Culture Shock/Roles of Women

Blum does a fantastic job of outlining not only the terrain shock, but the culture shock her and her fellow Westerners face. She comments quite frequently on the different values her team and the Sherpas and porters have. Many passages describing the endless supply of materials needed to undertake this expedition underline the dichotomy between East and West. The porters and Sherpas are often clothed quite lightly, in ragged shorts and shirts, while the the team of climbers is perfectly outfitted with all the gear they need for the trip. Blum notes at certain intervals how the native people value tradition, family, and heritage as she ponders her materialism.  She says, "An American woman married to a Nepalese once told me, 'I want my children to grow up in Asia where they will have a strong sense of family and a connection with the past.'" (Blum 38) The porters are shocked that these women have left husbands, lovers, and children so far away.

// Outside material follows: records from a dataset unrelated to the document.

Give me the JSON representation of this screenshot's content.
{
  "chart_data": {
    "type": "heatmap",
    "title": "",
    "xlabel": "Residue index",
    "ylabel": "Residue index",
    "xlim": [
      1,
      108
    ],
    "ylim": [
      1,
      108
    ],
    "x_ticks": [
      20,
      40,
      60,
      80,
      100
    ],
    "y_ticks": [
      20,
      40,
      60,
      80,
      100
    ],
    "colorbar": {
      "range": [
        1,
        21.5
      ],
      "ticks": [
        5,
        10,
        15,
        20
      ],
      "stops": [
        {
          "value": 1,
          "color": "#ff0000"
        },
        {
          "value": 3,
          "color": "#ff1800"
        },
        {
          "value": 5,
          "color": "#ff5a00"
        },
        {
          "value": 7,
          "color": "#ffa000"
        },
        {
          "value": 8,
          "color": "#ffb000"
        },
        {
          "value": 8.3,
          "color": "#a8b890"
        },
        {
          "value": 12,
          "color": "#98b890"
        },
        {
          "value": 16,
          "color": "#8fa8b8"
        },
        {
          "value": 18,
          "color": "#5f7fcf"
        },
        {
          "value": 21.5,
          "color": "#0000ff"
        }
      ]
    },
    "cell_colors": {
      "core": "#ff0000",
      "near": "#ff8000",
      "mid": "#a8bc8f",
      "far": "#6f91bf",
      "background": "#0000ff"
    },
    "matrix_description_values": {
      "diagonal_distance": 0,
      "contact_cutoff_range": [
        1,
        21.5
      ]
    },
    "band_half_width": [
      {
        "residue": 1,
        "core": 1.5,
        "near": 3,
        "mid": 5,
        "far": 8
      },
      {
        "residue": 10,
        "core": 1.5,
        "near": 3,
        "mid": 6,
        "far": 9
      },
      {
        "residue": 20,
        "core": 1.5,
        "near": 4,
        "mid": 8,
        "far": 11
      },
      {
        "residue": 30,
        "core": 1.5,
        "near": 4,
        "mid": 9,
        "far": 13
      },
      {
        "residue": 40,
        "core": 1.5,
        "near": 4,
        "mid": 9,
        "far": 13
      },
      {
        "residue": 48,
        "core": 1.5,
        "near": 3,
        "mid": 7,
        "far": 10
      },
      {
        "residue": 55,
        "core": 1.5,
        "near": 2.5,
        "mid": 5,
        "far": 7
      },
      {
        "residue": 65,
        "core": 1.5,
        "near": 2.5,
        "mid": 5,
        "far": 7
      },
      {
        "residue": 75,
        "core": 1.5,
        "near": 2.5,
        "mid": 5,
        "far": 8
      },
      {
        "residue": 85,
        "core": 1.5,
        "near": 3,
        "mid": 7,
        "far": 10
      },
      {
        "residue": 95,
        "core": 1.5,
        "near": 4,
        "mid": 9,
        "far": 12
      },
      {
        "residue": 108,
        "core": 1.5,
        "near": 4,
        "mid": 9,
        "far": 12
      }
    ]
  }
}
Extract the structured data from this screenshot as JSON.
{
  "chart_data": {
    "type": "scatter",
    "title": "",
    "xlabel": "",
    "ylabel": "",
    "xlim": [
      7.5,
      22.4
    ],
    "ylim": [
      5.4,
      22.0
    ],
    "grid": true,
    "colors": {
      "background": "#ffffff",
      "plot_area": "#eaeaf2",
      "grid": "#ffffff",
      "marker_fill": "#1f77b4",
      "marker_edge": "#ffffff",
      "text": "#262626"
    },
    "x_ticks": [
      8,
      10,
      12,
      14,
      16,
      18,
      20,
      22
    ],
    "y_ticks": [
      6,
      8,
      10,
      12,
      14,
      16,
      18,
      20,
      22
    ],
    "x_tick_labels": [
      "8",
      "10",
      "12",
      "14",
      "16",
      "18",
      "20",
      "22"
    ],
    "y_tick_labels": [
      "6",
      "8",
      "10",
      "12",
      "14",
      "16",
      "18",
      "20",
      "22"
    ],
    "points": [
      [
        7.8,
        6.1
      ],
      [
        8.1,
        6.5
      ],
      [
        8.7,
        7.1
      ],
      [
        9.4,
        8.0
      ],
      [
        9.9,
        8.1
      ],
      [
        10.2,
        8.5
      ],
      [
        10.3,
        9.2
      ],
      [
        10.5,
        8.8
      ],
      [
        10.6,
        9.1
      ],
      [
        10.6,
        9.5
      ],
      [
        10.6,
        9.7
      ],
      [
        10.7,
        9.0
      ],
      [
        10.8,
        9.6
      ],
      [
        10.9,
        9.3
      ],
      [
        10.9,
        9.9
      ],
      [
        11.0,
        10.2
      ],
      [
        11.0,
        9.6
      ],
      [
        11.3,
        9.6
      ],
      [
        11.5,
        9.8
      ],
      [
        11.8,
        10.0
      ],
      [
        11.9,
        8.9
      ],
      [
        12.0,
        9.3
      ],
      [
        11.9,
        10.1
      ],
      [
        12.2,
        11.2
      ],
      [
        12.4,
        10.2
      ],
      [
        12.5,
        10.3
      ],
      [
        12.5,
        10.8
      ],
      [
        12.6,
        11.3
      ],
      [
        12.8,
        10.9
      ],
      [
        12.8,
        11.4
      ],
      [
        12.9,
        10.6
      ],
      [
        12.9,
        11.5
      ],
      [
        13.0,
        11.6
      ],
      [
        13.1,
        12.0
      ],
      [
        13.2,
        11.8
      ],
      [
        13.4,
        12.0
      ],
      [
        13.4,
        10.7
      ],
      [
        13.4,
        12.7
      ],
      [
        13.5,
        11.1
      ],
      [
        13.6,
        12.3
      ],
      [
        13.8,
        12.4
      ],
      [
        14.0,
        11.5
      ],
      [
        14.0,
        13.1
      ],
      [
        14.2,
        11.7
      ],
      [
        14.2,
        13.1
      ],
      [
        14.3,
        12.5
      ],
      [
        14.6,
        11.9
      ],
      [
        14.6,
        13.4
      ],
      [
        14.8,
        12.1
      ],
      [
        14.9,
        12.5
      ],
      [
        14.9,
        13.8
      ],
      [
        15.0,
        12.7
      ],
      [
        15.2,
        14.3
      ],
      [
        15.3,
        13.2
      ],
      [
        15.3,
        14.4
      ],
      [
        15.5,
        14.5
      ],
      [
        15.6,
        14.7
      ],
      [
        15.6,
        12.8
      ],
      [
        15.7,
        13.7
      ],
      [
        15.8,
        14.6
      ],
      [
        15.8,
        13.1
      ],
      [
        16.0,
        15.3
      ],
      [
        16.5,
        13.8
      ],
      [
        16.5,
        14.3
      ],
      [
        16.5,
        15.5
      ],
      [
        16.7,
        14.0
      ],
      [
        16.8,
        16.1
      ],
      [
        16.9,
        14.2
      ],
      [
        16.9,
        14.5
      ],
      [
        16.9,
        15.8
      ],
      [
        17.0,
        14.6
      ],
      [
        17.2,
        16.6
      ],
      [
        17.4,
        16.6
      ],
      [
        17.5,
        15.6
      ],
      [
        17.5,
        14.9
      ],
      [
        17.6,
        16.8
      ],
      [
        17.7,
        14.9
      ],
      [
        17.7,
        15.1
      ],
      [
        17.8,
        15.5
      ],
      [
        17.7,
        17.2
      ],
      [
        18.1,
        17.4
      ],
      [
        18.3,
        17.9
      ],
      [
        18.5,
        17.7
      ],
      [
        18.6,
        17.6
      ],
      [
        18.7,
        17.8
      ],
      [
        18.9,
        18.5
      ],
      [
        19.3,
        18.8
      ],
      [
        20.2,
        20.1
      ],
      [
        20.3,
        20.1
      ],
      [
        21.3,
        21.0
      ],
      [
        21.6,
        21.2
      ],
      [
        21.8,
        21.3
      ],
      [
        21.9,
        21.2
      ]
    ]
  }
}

They are not familiar with the Western affluence that theys climbers bring. Furthermore, this materialism is overstated when the natives/porters are the ones carrying the climbers' 60+pound bags of supplies up rocky terrain.

The perceptions of gender were also very fascinating to observe. Blum notes that compared to the Nepalese, she is a very tall person, being 5'10. It wouldn't be too much of a stretch to say that the women on the climbing expedition are perceived as more masculine than the Nepalese women. Women  in Nepal were also expected to bear children. It was interesting hearing the perceptions of childbirth being played out. Blum writes, "The thirties are said to be the optimum age for high-altitude climbing, but that's also the time when most women are raising families." (Blum 45) However, this analysis of women roles doesn't extend solely between the Nepalese and the climbing team. Blum looks at her own friends for comparison. She says, "I had always suspected that Vera was raised in an environment where women weren't supposed to appear competent." (Blum 63) These different perceptions of womanhood and gender seem to fuel Blum and strengthen her resolve to complete the expedition to the summit.  Still, the differences in culture don't come without shock. She notes the hardship that comes with the Sherpani and the rock throwing incident. Blum notes, "We had probably been naive to bringing such changes into their lives. Knowing what resistance the idea of an all-women's climb had generated in our own society, we were dreamers to think we could make changes for women in another culture." (Blum 80) Not only is the physical strain significant, but so is the emotional strain brought around by the differences in culture.